A Westmoreland County judge on Tuesday granted Rostraver Commissioner John Lorenzo’s appeal of two summary harassment citations that Lorenzo said ultimately will have little impact on his political career.
Prosecutors agreed to what amounted to a plea bargain to resolve the appeal without a hearing.
Senior Common Pleas Court Judge Richard E. McCormick upheld the conviction to one count of summary harassment and ordered Lorenzo to pay a $25 fine. The judge granted Lorenzo’s appeal and dismissed the two remaining citations.
“I already won in the court of public opinion. The voters already felt comfortable in my ability and elected me to a second term,” Lorenzo said. “The voters saw it for what it was when they elected me.”
Lorenzo was originally found guilty of harassment at a hearing last spring in connection with what police described as a confrontation with public officials at a community Halloween party on Oct. 31, 2022. The convictions were related to charges he slapped one fellow office holder in the face and verbally harassed another and the township’s manager.
Lorenzo, 44, won one of three seats nominations in the Republican primary last May to serve as a Rostraver township commissioner. He was unopposed in the November general election and is now serving in his second term in office.
The judge ordered Lorenzo to have no abusive contact with his victim.
“He just wants the voters of Rostraver and the other elected officials to know they can work together and this will allow him to move forward and do that,” said defense attorney Tim Andrews.
Meanwhile, Lorenzo will continue to attend the commissioners’ public work sessions remotely for the next several months.
As a condition his two-year probation sentence related to additional charges filed against him in 2021, Lorenzo was barred from attending those meetings until May. He is permitted to attend public voting meetings in person.

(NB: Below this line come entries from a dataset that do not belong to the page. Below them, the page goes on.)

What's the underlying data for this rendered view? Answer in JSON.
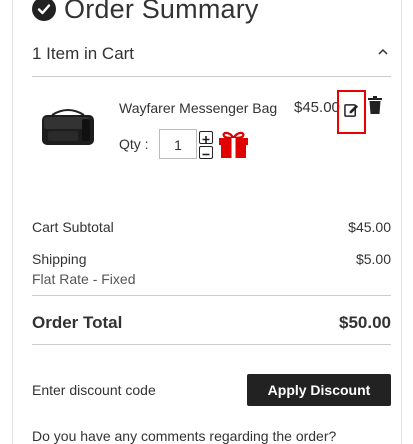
{
  "summary": {
    "title": "Order Summary"
  },
  "cart": {
    "items_label": "1 Item in Cart",
    "item": {
      "name": "Wayfarer Messenger Bag",
      "price": "$45.00",
      "qty_label": "Qty :",
      "qty_value": "1"
    }
  },
  "totals": {
    "subtotal_label": "Cart Subtotal",
    "subtotal_value": "$45.00",
    "shipping_label": "Shipping",
    "shipping_value": "$5.00",
    "shipping_method": "Flat Rate - Fixed",
    "order_total_label": "Order Total",
    "order_total_value": "$50.00"
  },
  "discount": {
    "placeholder": "Enter discount code",
    "apply_label": "Apply Discount"
  },
  "comments": {
    "prompt": "Do you have any comments regarding the order?"
  },
  "colors": {
    "accent_red": "#e00000",
    "dark": "#222222"
  }
}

Lorenzo, in June 2022, was admitted into the Accelerated Rehabilitative Disposition program for first-time nonviolent offenders after he was charged with creating fake social media accounts to harass political opponents and rivals. Under terms of the jail diversionary program, Lorenzo was not required to plead guilty to those offenses and those charges can be expunged from his criminal record at the end of the probation term.
Lorenzo has continued to deny any wrongdoing and blamed his legal issues on personal and political disagreements.
“I’m not a very emotional guy. Ultimately, the people will decide what’s right and wrong and what’s true or not,” Lorenzo said.